Perempuan dan kaum difabel adalah dua kelompok rentan yang kerap mendapat stigma, termasuk dalam bidang seni dan budaya. Fasilitas untuk berkarya bagi kalangan tersebut masih minim. Padahal, kebutuhan ini dijamin dalam Pasal 27 ayat (1) Deklarasi Universal Hak Asasi Manusia: setiap orang tanpa terkecuali berhak ikut serta dalam kegiatan kebudayaan. Dua anggota Koalisi Seni, Fitriani A. Dalay (Makassar) dan Nalitari (Yogyakarta), adalah dua dari sedikit pegiat yang berjuang menggenapi mandat untuk seni inklusif tersebut.
Bongkahan benang rajut diurai perlahan. Hakpen satu persatu merajut helai benang menjadi aneka bentuk kerajinan tangan. Seketika, gerakan ritmis membuat tubuh dan pikiran para perempuan rileks. Sambil merajut, mereka dapat lepas menceritakan banyak hal: dari paceklik ekonomi, baby blues, hingga kekerasan dalam rumah tangga. Bersama benang, ragam masalah perempuan ikut terurai.

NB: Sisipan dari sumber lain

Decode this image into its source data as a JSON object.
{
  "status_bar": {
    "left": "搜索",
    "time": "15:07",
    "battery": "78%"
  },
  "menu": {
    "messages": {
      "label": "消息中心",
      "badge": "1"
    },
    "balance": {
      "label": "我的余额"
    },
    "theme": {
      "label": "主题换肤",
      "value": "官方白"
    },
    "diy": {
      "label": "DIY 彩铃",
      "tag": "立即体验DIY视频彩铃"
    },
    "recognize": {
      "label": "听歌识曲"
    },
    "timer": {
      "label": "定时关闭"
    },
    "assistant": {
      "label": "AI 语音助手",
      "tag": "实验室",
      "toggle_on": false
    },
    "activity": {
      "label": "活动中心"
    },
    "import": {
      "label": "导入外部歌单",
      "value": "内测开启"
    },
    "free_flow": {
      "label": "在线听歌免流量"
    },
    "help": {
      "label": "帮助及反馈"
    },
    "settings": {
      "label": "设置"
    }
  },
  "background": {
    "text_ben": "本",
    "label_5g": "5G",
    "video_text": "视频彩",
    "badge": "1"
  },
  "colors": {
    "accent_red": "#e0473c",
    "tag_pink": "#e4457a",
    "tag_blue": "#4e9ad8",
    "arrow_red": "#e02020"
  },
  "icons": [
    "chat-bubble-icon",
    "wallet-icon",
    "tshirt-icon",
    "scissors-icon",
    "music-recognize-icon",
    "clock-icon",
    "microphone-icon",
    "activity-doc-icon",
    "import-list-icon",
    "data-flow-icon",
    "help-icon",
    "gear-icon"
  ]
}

Fitriani A. Dalay tak menyangka, merajut mampu berdampak besar bagi dirinya dan para perempuan di Makassar. Awalnya ia menjadikan seni merajut sebagai pengisi masa transisi pasca-melahirkan yang ternyata berdampak ajaib. Ia merasakan emosi, tekanan darah, dan detak jantung yang stabil setelahnya. Manfaat itu mendorong Fitriani berbagi pengalaman kepada para perempuan lainnya. Ia menyadari, di masyarakat patriarkis seperti di kampungnya masih jarang ditemui ruang publik bagi perempuan untuk berkumpul dan membicarakan banyak hal.
“Kenapa tidak sekalian membentuk komunitas yang terstruktur saja? Jadi tahu apa kebutuhan perempuan. Di sini, perempuan cenderung lebih mandiri tapi agama dan akses masih membatasi gerak perempuan,” katanya.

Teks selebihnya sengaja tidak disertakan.